With respect to retirement accounts, regardless of compensation method, the DOL will now require fiduciary conduct. Financial firms that have intertwined product distribution with advice must now unravel and separate these functions to manage them as distinguishable businesses. Clients must be able to know whether they are entering into a counterparty transaction or a professional advisory relationship when they engage a financial services practitioner. Regulators must be able to enforce accountability to the proper standard of conduct that aligns to these distinctly different business activities.

The unraveling process will not be easy. Firms that have built a sales culture to fit their heritage of product manufacturing and distribution and have become comfortable with giving advice without fiduciary accountability will now have to follow one of three paths: (1) stop giving advice to focus exclusively on product manufacturing and distribution; (2) exit product manufacturing to operate as an advisory firm; or (3) reconfigure internally to formally segregate the businesses, albeit under one roof in a house divided.
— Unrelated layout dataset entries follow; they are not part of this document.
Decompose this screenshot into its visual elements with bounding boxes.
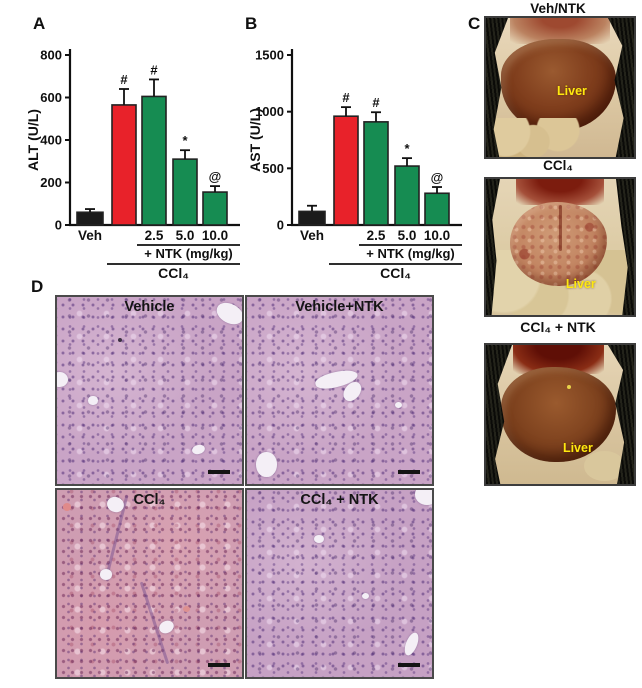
y-tick-label: 1000 [255, 104, 284, 119]
histo-ccl4: CCl₄ [55, 488, 244, 679]
bar-2 [141, 95, 167, 226]
y-axis-title: ALT (U/L) [25, 109, 41, 171]
photo-ccl4: Liver [484, 177, 636, 317]
x-tick-label: 5.0 [176, 228, 195, 243]
vessel-blob [88, 396, 98, 405]
y-tick-label: 0 [55, 218, 62, 233]
histo-label: CCl₄ + NTK [300, 492, 379, 508]
x-tick-label: 10.0 [424, 228, 450, 243]
photo-title-ccl4: CCl₄ [543, 158, 573, 173]
vessel-blob [256, 452, 277, 477]
vessel-blob [99, 568, 113, 580]
y-tick-label: 500 [262, 161, 284, 176]
he-stain-tissue [247, 297, 432, 484]
bar-1 [111, 104, 137, 226]
liver-organ [500, 38, 617, 131]
bar-4 [424, 192, 450, 226]
bar-1 [333, 115, 359, 226]
photo-title-veh-ntk: Veh/NTK [530, 1, 586, 16]
panel-c-label: C [468, 14, 481, 33]
sig-marker: @ [431, 170, 444, 185]
y-axis-title: AST (U/L) [247, 108, 263, 172]
sig-marker: * [182, 133, 188, 148]
intestines [488, 118, 581, 157]
photo-veh-ntk: Liver [484, 16, 636, 159]
liver-annotation: Liver [562, 441, 593, 456]
photo-ccl4-ntk: Liver [484, 343, 636, 486]
bar-2 [363, 121, 389, 226]
bar-3 [172, 158, 198, 226]
scale-bar [398, 663, 420, 667]
scale-bar [398, 470, 420, 474]
y-tick-label: 0 [277, 218, 284, 233]
vessel-blob [395, 401, 403, 409]
thorax-organs [515, 179, 605, 205]
he-stain-tissue [57, 297, 242, 484]
y-tick-label: 1500 [255, 48, 284, 63]
gallbladder-speck [567, 385, 572, 390]
x-tick-label: 5.0 [398, 228, 417, 243]
scale-bar [208, 663, 230, 667]
sig-marker: # [372, 95, 380, 110]
histo-label: Vehicle+NTK [295, 299, 384, 315]
x-tick-label: Veh [300, 228, 324, 243]
histo-vehicle-ntk: Vehicle+NTK [245, 295, 434, 486]
bar-0 [76, 211, 104, 226]
liver-fissure [558, 204, 562, 252]
sig-marker: # [120, 72, 128, 87]
group-label: CCl₄ [158, 265, 189, 281]
histo-vehicle: Vehicle [55, 295, 244, 486]
group-label: + NTK (mg/kg) [366, 246, 454, 261]
histo-ccl4-ntk: CCl₄ + NTK [245, 488, 434, 679]
he-stain-tissue [247, 490, 432, 677]
histo-label: CCl₄ [133, 492, 166, 508]
liver-annotation: Liver [565, 277, 596, 292]
intestines [583, 450, 626, 482]
bar-3 [394, 165, 420, 226]
liver-annotation: Liver [557, 83, 587, 98]
he-stain-tissue-damaged [57, 490, 242, 677]
liver-organ-pale [509, 202, 608, 287]
panel-d-label: D [31, 277, 44, 296]
red-blood-spot [62, 503, 71, 511]
x-tick-label: 10.0 [202, 228, 228, 243]
vessel-blob [415, 490, 432, 505]
sig-marker: * [404, 141, 410, 156]
scale-bar [208, 470, 230, 474]
group-label: + NTK (mg/kg) [144, 246, 232, 261]
histo-label: Vehicle [124, 299, 175, 315]
panel-a-label: A [33, 14, 46, 33]
debris-speck [118, 338, 123, 343]
bar-0 [298, 210, 326, 226]
y-tick-label: 800 [40, 48, 62, 63]
x-tick-label: 2.5 [145, 228, 164, 243]
ast-bar-chart: 0 500 1000 1500 AST (U/L) # # * @ Veh 2.5 5.0 10.0 + … [247, 48, 462, 281]
y-tick-label: 600 [40, 90, 62, 105]
x-tick-label: 2.5 [367, 228, 386, 243]
x-tick-label: Veh [78, 228, 102, 243]
panel-b-label: B [245, 14, 258, 33]
group-label: CCl₄ [380, 265, 411, 281]
vessel-blob [361, 592, 370, 600]
sig-marker: # [342, 90, 350, 105]
red-blood-spot [182, 605, 191, 613]
y-tick-label: 200 [40, 175, 62, 190]
sig-marker: # [150, 62, 158, 77]
vessel-blob [57, 371, 69, 387]
alt-bar-chart: 0 200 400 600 800 ALT (U/L) # # * @ Veh 2.5 5.0 10.0 +… [25, 48, 240, 281]
sig-marker: @ [209, 169, 222, 184]
liver-organ [500, 367, 617, 462]
vessel-blob [313, 534, 324, 544]
photo-title-ccl4-ntk: CCl₄ + NTK [520, 319, 596, 335]
bar-4 [202, 191, 228, 226]
y-tick-label: 400 [40, 133, 62, 148]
Which path each firm in transition chooses to take will be left to the wisdom and skill of executive leadership based upon the particular circumstances of their enterprise. The success of how and what they do to make the necessary transformation will depend in large part upon how deeply they understand why the fiduciary standard exists and embed fiduciary principles, processes, and practices in the fabric of their professional advisory business.


  1. See the 2010 article, “Fiduciary: A Historically Significant Standard” by Blaine F. Aikin, CFP®, CFA, AIFA® and Kristina A. Fausti, J.D., AIF®, in Volume 30 of Review of Banking and Financial Law, Boston University School of Law.
  2. See the Perseus Digital Library at www.perseus.tufts.edu.
  3. Historians have traced the roots of fiduciary principles back to the Code of Hammurabi in Babylon (ca. 1790 BC). See “The Role of a Fiduciary Is Timeless,” by Blaine F. Aikin in the August 15, 2010 issue of InvestmentNews.
  4. See the 2008 article, “What Are the Specific Fiduciary Duties of Financial Advisors?” by Ron A. Rhoades (citing Black’s Law Dictionary, 5th Ed. 1979) published on FiduciaryNow.com.
  5. See “Natural Law and the Fiduciary Duties of Business Managers” by Joseph F. Johnson Jr., in the spring 2005 issue of Journal of Markets & Morality.
  6. See the opinion of the U.S. Supreme Court delivered by Justice Warren in United States vs. Mississippi Valley Generating Company (1961) at supreme.justia.com/cases/federal/us/364/520/case.html.
  7. See Meinhard v. Salmon, 164 N.E. 545, at 546 (N.Y. 1928) at www.nycourts.gov/reporter/archives/meinhard_salmon.htm.
  8. See the 2009 book, Start With Why, by Simon Sinek.